Les autorités sénégalaises avaient indexé d’infiltrés étrangers dans les manifestations du 1er juin qui ont embrasé certaines villes du pays comme Dakar, suite à la condamnation de l’opposant Ousmane Sonko pour « corruption de la jeunesse ». Alors que des Guinéens interpellés sont détenus à Kédougou et que d’autres se sont vus refuser l’entrée au Sénégal, les autorités guinéennes mettent en doute le motif invoqué par Dakar.

Acculé par des manifestants à la fois contre la condamnation à deux ans de l’opposant Sonko, l’éventualité d’un troisième mandat de Macky Sall et la vie chère, le régime de Dakar cherche-t-il son bouc-émissaire ? Et la communauté guinéenne établie au Sénégal, environ quatre millions d’âmes (près du tiers de la population guinéenne), passe pour l’agneau de sacrifice. Selon les statistiques du ministère des Affaires étrangères, de l’intégration africaine et des Guinéens de l’étranger, 31 compatriotes ont été interpellés le 7 juin (soit une semaine après les manifs) à Dakar, par une patrouille mixte de la gendarmerie et de la police sénégalaise. Ils ont été escortés vers la frontière avec la Guinée. S’y ajouteront 13 autres, raflés en cours de route. L’ensemble faisait 54 personnes détenues à Kédougou, à la frontière, en attendant leur expulsion ou éventuellement leur relaxe. Mais dans ce lot, les autorités guinéennes font état de femmes et d’enfants libérés suite à des tractations diplomatiques, sans toutefois en préciser le nombre et s’ils restent au Sénégal.

Refus d’entrée

Les autorités sénégalaises veulent-elles profiter de la situation pour lancer une opération de chasse aux Guinéens et de fermeture de ses frontières à son voisin du sud ? Toujours est-il que des voyageurs en provenance notamment de Pita, Labé et Conakry se sont vus refuser l’entrée en territoire sénégalais, à en croire le Directeur général des Guinéens de l’étranger, Mamadou Saïtiou Barry : « A la frontière guinéo-sénégalaise de Bhoundou Fourdou, des compatriotes en partance pour Dakar ont été interceptés et retournés au pays au motif qu’ils n’avaient ni passeport ni carte d’identité. Au nombre de 51, ils ont regagné leurs familles avec l’implication du préfet de Koundara et les départements sectoriels (Affaires étrangères, Administration du territoire…) »

Dakar reproche à la première vague de Guinéens interpellés au Sénégal d’avoir participé aux manifestations violentes consécutives à la condamnation, le 1er juin, du leader du Pastef (Patriotes africains du Sénégal pour le travail, l’éthique et la fraternité) à deux ans d’emprisonnement. Poursuivi au départ pour « viols et menaces de mort » sur Adji Sarr, une employée d’un salon de massage dakarois, la justice n’a retenu finalement que l’infraction de « corruption de la jeunesse », synonyme d’incitation à la débauche. Une peine assez suffisante, malgré tout, pour mettre hors compétition ce candidat sérieux à la présidentielle de février 2024. De quoi révolter les partisans d’Ousmane Sonko, convaincus que le président Macky Sall déblaie ainsi la voie pour un controversé troisième mandat qu’on le soupçonne de vouloir briguer.  

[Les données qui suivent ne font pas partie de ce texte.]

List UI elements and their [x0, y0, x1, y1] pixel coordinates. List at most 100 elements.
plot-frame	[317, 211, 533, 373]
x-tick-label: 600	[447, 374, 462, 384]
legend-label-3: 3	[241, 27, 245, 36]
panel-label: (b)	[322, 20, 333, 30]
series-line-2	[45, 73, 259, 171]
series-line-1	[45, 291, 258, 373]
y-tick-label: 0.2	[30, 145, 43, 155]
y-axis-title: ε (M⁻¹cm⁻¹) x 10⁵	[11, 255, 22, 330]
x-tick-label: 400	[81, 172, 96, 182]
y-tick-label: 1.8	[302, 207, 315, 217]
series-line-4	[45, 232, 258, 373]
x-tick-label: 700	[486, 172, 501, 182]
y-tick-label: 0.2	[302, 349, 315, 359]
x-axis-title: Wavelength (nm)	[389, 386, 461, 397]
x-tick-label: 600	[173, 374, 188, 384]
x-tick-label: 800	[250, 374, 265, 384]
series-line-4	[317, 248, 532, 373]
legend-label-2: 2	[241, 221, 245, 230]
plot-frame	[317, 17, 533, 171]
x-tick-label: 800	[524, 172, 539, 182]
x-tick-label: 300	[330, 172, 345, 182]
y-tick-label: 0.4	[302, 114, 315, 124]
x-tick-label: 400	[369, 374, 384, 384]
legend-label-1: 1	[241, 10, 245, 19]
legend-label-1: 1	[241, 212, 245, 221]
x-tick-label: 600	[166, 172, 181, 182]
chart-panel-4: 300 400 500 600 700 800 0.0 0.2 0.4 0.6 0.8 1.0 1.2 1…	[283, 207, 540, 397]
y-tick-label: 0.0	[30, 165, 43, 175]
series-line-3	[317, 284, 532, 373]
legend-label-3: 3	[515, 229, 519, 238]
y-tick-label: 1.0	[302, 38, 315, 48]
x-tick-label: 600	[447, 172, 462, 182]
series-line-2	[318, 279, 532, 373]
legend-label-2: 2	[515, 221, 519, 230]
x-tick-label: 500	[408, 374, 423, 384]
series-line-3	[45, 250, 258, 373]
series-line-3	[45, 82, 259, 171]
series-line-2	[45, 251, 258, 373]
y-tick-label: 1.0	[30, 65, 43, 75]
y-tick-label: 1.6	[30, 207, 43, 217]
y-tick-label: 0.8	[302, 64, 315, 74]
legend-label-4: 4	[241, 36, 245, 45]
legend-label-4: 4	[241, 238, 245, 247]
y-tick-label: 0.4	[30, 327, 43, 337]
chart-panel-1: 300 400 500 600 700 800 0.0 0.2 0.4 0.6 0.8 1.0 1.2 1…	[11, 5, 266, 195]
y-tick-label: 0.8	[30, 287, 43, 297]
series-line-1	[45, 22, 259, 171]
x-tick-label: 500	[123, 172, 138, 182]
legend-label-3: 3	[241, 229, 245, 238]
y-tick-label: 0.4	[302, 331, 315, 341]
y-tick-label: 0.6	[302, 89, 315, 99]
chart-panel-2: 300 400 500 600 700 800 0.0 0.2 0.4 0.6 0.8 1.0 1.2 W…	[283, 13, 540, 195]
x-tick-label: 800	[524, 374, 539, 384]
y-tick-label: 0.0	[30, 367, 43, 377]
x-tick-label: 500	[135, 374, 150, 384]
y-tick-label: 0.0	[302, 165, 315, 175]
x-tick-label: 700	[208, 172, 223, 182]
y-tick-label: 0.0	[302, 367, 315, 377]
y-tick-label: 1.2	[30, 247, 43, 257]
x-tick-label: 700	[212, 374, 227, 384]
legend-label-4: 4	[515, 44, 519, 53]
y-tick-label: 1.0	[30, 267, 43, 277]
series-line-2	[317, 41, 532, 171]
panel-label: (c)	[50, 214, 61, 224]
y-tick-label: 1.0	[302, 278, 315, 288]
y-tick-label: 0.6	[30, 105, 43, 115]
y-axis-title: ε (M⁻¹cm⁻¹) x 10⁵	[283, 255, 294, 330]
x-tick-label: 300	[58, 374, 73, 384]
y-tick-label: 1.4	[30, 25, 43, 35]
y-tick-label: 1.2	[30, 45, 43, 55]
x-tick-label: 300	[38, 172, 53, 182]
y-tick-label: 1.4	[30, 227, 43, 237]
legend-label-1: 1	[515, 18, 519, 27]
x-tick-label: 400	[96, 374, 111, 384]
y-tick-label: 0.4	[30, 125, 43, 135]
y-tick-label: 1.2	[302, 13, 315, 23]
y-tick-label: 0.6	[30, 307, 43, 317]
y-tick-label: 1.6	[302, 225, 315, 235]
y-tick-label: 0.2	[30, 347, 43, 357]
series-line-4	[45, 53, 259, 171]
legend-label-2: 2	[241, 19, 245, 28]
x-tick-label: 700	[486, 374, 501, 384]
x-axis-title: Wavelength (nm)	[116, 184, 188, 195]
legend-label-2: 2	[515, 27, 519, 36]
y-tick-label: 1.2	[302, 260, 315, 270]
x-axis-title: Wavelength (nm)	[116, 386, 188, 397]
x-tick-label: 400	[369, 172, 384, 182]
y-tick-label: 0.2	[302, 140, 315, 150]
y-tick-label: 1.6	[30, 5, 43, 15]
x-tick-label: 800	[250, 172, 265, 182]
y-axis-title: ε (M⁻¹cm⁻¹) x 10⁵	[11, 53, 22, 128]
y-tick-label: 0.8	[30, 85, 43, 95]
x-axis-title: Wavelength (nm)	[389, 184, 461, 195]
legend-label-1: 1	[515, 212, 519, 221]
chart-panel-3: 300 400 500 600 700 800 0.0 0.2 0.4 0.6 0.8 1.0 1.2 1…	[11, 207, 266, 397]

« Rien ne nous dit que des Guinéens ont manifesté »

Des expatriés guinéens se retrouvent ainsi mêlés à une situation sénégalo-sénégalaise. Mais les personnes interpellées ont-elles effectivement participé aux manifestations qui ont secoué le pays de la Téranga ? « Les compatriotes ont été interpellés le 7 juin, soit une semaine après les manifestations, remarque le Directeur général des Guinéens de l’étranger. Nous sommes en train de faire des investigations à travers notre ambassade. On a toujours demandé à nos compatriotes de ne pas se mêler des affaires internes de leur pays d’accueil. Pour le moment, rien ne nous dit qu’ils ont participé aux manifestations. On attend d’y voir plus clair. Le ministre des Affaires étrangères est en rapport avec son homologue sénégalais. On verra quelle disposition prendre par la suite ».

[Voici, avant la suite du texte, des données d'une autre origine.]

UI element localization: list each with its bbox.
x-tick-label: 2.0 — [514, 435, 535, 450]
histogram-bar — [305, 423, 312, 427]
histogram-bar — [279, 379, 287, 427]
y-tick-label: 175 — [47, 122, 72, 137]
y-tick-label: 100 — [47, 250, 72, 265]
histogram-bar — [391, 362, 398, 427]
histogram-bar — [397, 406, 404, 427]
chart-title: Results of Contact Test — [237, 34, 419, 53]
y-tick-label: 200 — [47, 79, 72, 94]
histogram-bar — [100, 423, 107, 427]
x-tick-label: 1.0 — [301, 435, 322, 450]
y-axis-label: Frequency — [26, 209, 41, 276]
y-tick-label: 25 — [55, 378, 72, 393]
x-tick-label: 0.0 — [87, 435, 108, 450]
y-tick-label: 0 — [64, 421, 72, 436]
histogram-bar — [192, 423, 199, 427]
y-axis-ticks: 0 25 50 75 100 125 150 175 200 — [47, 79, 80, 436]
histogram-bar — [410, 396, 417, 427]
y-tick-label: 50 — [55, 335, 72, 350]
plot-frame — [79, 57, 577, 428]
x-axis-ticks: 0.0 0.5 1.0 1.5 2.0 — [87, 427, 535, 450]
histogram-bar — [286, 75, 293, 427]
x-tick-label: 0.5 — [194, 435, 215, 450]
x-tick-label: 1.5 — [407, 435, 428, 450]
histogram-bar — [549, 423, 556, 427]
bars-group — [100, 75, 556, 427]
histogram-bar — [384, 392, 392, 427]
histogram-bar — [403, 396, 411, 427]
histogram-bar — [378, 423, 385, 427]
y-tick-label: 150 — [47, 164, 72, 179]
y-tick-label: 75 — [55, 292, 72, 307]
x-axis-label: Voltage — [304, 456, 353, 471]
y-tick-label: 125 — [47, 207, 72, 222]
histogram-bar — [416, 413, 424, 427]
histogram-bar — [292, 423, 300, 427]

Le Sénégal avait fermé ses frontières sud alors que la Guinée faisait face, entre 2014 et 2015, à une crise épidémiologique à virus Ebola. A contrario, Alpha Condé, en proie à des contestations contre son troisième mandat, avait pris fin 2020 une décision similaire vis-à-vis de Dakar qu’il soupçonnait de servir de base-arrière à ses opposants. Autant dire que les brouilles diplomatiques entre Conakry et Dakar sont monnaie-courante.